Erickson “The Hammer” Lubin (18-0, 13 KOs) says he plans on attacking the older 27-year-old WBC light middleweight champion Jermell Charlo (29-0, 14 KOs) this Saturday night and outworking him with a high-volume attack in their triple-header fight on Showtime Championship Boxing at the Barclays Center in Brooklyn, New York.
Lubin just turned 22 this month on October 1st, and he’s seen as the underdog in this fight. He’s giving up size, power and experience to Charlo. If Lubin is going to win this fight, he’s going to need to try and outwork Charlo by out-landing him to win a decision or score a knockout. It’s going to be tough for Lubin to do that unless he can keep the pressure on Charlo throughout the contest. Charlo likes to move in his fight, and set traps for his opponents.
Lubin is taking a big risk in facing a fighter as good as Charlo for his first title shot. It might have been better if Lubin had gone the WBO route, as the current champion Miguel Cotto is getting ready to hang up his gloves after he defends his title on December 2 against welterweight Sadam Ali. That would have been the belt for Lubin to go after if he wanted an easy time of it. As long as the World Boxing Organization gave Lubin a good rating, he’d get a title shot. Unfortunately, the WBO’s rankings are a complete mess. They had Yoshihiro Kamegai rated above Lubin, which was a very bizarre ranking unless the WBO got their rankings upside down. Kamegai looked more like a journeyman in his recent loss to Cotto last month.
”I will hit him more than he hits me,” said Lubin to Fighthype.com. ”I really shouldn’t get more specific than that…I actually just turned 22. That was the plan when I signed. I gave up a great shot at Gold to go pro and it was negotiated at the time that I get to move as quickly as possible into a championship fight. I wouldn’t have signed with them if they were going to give me this “it’s too soon” stuff.”
It doesn’t matter if Lubin gives away his game plan to Charlo. It’s not as if Charlo is going to be all that surprised when Lubin comes out on the attack in the early rounds of the contest. He’s just going to adapt to whatever he’s doing and go from there. If Lubin is going to win this fight, he’s going to need to adapt himself, because his original plan of trying to outwork Charlo might not be successful for him in this fight.

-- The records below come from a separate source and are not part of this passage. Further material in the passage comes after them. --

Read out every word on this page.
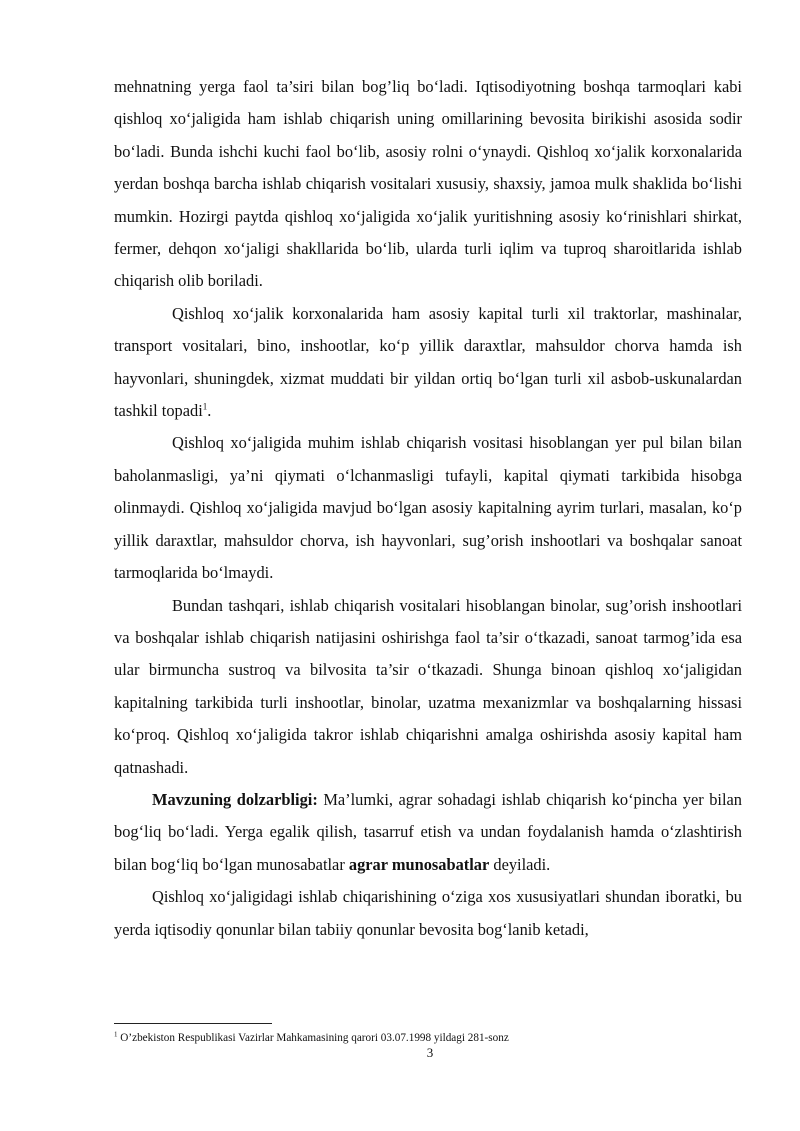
mehnatning yerga faol ta’siri bilan bog’liq bo‘ladi. Iqtisodiyotning boshqa tarmoqlari kabi qishloq xo‘jaligida ham ishlab chiqarish uning omillarining bevosita birikishi asosida sodir bo‘ladi. Bunda ishchi kuchi faol bo‘lib, asosiy rolni o‘ynaydi. Qishloq xo‘jalik korxonalarida yerdan boshqa barcha ishlab chiqarish vositalari xususiy, shaxsiy, jamoa mulk shaklida bo‘lishi mumkin. Hozirgi paytda qishloq xo‘jaligida xo‘jalik yuritishning asosiy ko‘rinishlari shirkat, fermer, dehqon xo‘jaligi shakllarida bo‘lib, ularda turli iqlim va tuproq sharoitlarida ishlab chiqarish olib boriladi.

Qishloq xo‘jalik korxonalarida ham asosiy kapital turli xil traktorlar, mashinalar, transport vositalari, bino, inshootlar, ko‘p yillik daraxtlar, mahsuldor chorva hamda ish hayvonlari, shuningdek, xizmat muddati bir yildan ortiq bo‘lgan turli xil asbob-uskunalardan tashkil topadi$^1$.

Qishloq xo‘jaligida muhim ishlab chiqarish vositasi hisoblangan yer pul bilan bilan baholanmasligi, ya’ni qiymati o‘lchanmasligi tufayli, kapital qiymati tarkibida hisobga olinmaydi. Qishloq xo‘jaligida mavjud bo‘lgan asosiy kapitalning ayrim turlari, masalan, ko‘p yillik daraxtlar, mahsuldor chorva, ish hayvonlari, sug’orish inshootlari va boshqalar sanoat tarmoqlarida bo‘lmaydi.

Bundan tashqari, ishlab chiqarish vositalari hisoblangan binolar, sug’orish inshootlari va boshqalar ishlab chiqarish natijasini oshirishga faol ta’sir o‘tkazadi, sanoat tarmog’ida esa ular birmuncha sustroq va bilvosita ta’sir o‘tkazadi. Shunga binoan qishloq xo‘jaligidan kapitalning tarkibida turli inshootlar, binolar, uzatma mexanizmlar va boshqalarning hissasi ko‘proq. Qishloq xo‘jaligida takror ishlab chiqarishni amalga oshirishda asosiy kapital ham qatnashadi.

Mavzuning dolzarbligi: Ma’lumki, agrar sohadagi ishlab chiqarish ko‘pincha yer bilan bog‘liq bo‘ladi. Yerga egalik qilish, tasarruf etish va undan foydalanish hamda o‘zlashtirish bilan bog‘liq bo‘lgan munosabatlar agrar munosabatlar deyiladi.

Qishloq xo‘jaligidagi ishlab chiqarishining o‘ziga xos xususiyatlari shundan iboratki, bu yerda iqtisodiy qonunlar bilan tabiiy qonunlar bevosita bog‘lanib ketadi,

$^1$ O’zbekiston Respublikasi Vazirlar Mahkamasining qarori 03.07.1998 yildagi 281-sonz
3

Lubin hasn’t been matched well by his management. Lubin says the agreement was to have his management bring him up quickly for a title shot, but they didn’t do much to prepare him for what he’ll be facing on Saturday night when he gets inside the ring with Charlo.
Lubin should have been matched against better opponents than he has. Lubin is going from fighting poor opponents to facing what could be the best guy in the 154-lb. division without a few step up guys that would adequately get him ready for this experience.
There are the fighters that Lubin has fought recently at 154:
Juan Ubaldo Cabrera
Jose De Jesus Macias
These aren’t bad fighters to face if you’re looking at a 6 to 8-year plan of getting a fighter ready for an eventual world title shot. But when you’re talking about putting your fighter in a world title fight against what could be the best fighter in the 154lb division in Charlo, it’s a recipe for failure. Lubin needed a step-up guy that would get him ready for what he’s going to be dealing with on Saturday night when he starts throwing shots at Charlo.
I don’t believe that Lubin is near ready for this experience. That’s okay if he’s fine with the potential of him getting knocked out or beaten by a decision. But if he’s totally committed to winning or else, it could be a huge blow to him mentally if he fails to get the win. This is what happens though when a fighter I rushed.
Pushing your management to rush you into a title fight isn’t the smartest thing to do. Fighters need to let their management do the match-making for them and they need to be the ones that decide if their guy is ready for a big title opportunity or not. Lubin has it backwards. He’s calling the shots, and that’s unwelcome news. If Lubin gets knocked out by Charlo, there are going to be a lot of fingers being pointed at Lubin’s management for rushing him so quickly for this title shot.
These are the step up fights that Lubin should have taken to get ready for Charlo:
If Lubin could have beaten all those guys, he would be a lot better prepared for his title shot against Charlo than he currently is.
”Charlo isn’t bigger than me,” said Lubin. ”We were standing eye to eye. My arms are longer and we’re the same weight class and will probably weigh the same fight night. So there’s no size advantage for him.”
Charlo is bigger than Lubin, and he has a longer reach than him. Where Charlo has a real advantage is in the power and hand speed department. He’s faster and stronger than Lubin now. Perhaps in the future, Lubin will develop his power and become a big puncher on the level of Charlo, but right now, he’s not in the same league as him.